Grizzlies preview: Zach Randolph’s hourglass and Memphis’s next move

The Grizzlies have championship aspirations, but is Zach Randolph the kind of player anymore that can lead the way?

USA TODAY Sports

The Memphis Grizzlies have never been better. The team continued to grind through opponents in the West last year, despite trading top scorer and highest-paid player Rudy Gay at midseason. The Grizzlies rode all the way to the conference finals before conceding, taking out the glamorous Lob City Clippers and defending West champs Oklahoma City to get there. But Memphis hopes that wasn't the culmination of the Z-Bo Era. The expectation is that there's a higher summit to reach: the NBA Finals, and a championship.

But whether Zach Randolph, the eponymous leader of Memphis's current movement, can offer much more is a serious question.

Consider this: over the past two seasons, Z-Bo's numbers in Memphis have been shockingly similar to the numbers he put up in a disastrous season with the New York Knicks in 2007-08. That season was the nadir of Z-Bo, an embarrassing but high-priced valley in an otherwise productive if confusing career. Under Isiah Thomas, that team was perhaps the most embarrassing production New York would host until Spider-Man hit Broadway. The quintessential Bad Z-Bo moment happened in New York. His value was so low (especially given his max contract) that the Knicks would trade him for Cuttino Mobley (who would immediately retire due to a heart issue) and Tim Thomas, who a year later got moved for Larry Hughes, who is probably the reason LeBron James left Cleveland.

But Z-Bo eventually landed in Memphis, which needed production after a memorably awful stretch bridging the Pau and Marc Gasol eras. Under the hand of Lionel Hollins, a sturdy and reliable lineup featuring Z-Bo, Marc, Gay, Mike Conley and O.J. Mayo thrived. Z-Bo's numbers -- particularly his efficiency -- boomed. And though the team was shaken up in some aspects (adding Tony Allen at the expense of Mayo, for instance), it continued to thrive and Z-Bo continued to thrive.

Then he injured his knee early in the 2011-12 lockout season, and his efficiency tanked. He's now -- over the past two seasons -- actually less efficient a scorer than he was in New York. He's currently floating just above a .500 True Shooting percentage; league average is .534, and Z-Bo finished with the sixth-lowest TS% of all 54 players who averaged at least 15 points per game last season. (The bottom five, for some perspective: Glen Davis, Monta Ellis, Gay, Jrue Holiday and Josh Smith.)

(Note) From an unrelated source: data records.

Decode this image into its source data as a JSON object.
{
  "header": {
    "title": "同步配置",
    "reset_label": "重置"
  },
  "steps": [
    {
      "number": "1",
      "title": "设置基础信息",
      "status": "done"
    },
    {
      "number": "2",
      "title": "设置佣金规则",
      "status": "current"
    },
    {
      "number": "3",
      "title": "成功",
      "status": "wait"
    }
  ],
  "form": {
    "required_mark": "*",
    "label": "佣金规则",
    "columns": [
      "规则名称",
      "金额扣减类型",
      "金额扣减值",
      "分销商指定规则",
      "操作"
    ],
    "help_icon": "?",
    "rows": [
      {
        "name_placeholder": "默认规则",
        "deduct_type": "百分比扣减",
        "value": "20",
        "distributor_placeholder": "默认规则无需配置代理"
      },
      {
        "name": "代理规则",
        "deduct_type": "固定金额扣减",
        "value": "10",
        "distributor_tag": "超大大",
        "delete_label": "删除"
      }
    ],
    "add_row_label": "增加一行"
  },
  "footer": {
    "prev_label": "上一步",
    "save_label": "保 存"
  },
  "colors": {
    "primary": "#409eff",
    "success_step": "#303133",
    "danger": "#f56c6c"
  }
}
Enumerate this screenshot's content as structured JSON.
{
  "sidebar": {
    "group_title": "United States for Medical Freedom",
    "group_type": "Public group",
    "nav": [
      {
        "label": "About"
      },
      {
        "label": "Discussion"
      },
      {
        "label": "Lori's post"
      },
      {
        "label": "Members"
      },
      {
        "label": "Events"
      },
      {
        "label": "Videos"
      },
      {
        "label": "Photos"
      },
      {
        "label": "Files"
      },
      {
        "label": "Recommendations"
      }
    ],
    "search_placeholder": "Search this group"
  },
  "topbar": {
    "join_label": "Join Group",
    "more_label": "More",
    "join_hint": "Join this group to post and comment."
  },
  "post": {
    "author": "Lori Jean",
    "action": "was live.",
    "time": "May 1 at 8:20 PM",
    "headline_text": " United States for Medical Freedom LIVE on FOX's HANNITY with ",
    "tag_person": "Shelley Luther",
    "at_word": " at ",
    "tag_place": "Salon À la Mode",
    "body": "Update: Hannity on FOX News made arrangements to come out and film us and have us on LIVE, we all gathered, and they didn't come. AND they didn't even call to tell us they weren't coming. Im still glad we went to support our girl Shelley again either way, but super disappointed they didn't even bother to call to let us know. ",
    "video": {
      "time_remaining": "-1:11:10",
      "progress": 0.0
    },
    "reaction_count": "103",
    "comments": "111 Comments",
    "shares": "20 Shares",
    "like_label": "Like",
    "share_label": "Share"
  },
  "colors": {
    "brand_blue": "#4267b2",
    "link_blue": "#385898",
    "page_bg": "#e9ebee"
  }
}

To be sure, Z-Bo is still good: he’s one of the league’s best offensive rebounders and a pretty good defensive rebounder, too; he can score on any defender (though, again, not too efficiently); and he is in many ways the spirit animal of his own team.

Yet, he’s now 32 years old and due $34 million over the next two seasons. The sand is running precariously fast through Z-Bo’s hourglass, and it might be time for Memphis’s brain trust to begin testing out its options for the post-Randolph era.

Specifically, that might mean giving Ed Davis some space on the court. The Grizzlies replaced Hollins with Dave Joerger, so it'll be interesting to see how the rotation meets a balance between winning and developing highly needed prospects like Davis. Perhaps just doing that -- giving Randolph more rest and Davis more court time -- will work to preserve the time Z-Bo has left as an above-average NBA player and will allow Memphis to meet its short- and long-term goals simultaneously. Or, perhaps in the go-for-broke effort to hoist a trophy in Tennessee, the Grizzlies will run out the clock on the team's greatest generation and fall just short.

I think all NBA fans (except those who ride with the Thunder or Clippers) would consent if we could freeze time on this incarnation of the Grizzlies and savor the grit, grind and heart it's given of us. But time stands still for no man, no matter how scary it may be to deny him his objective. Though if there were a man frightening enough to stop time in its track, it might just be Zach Randolph.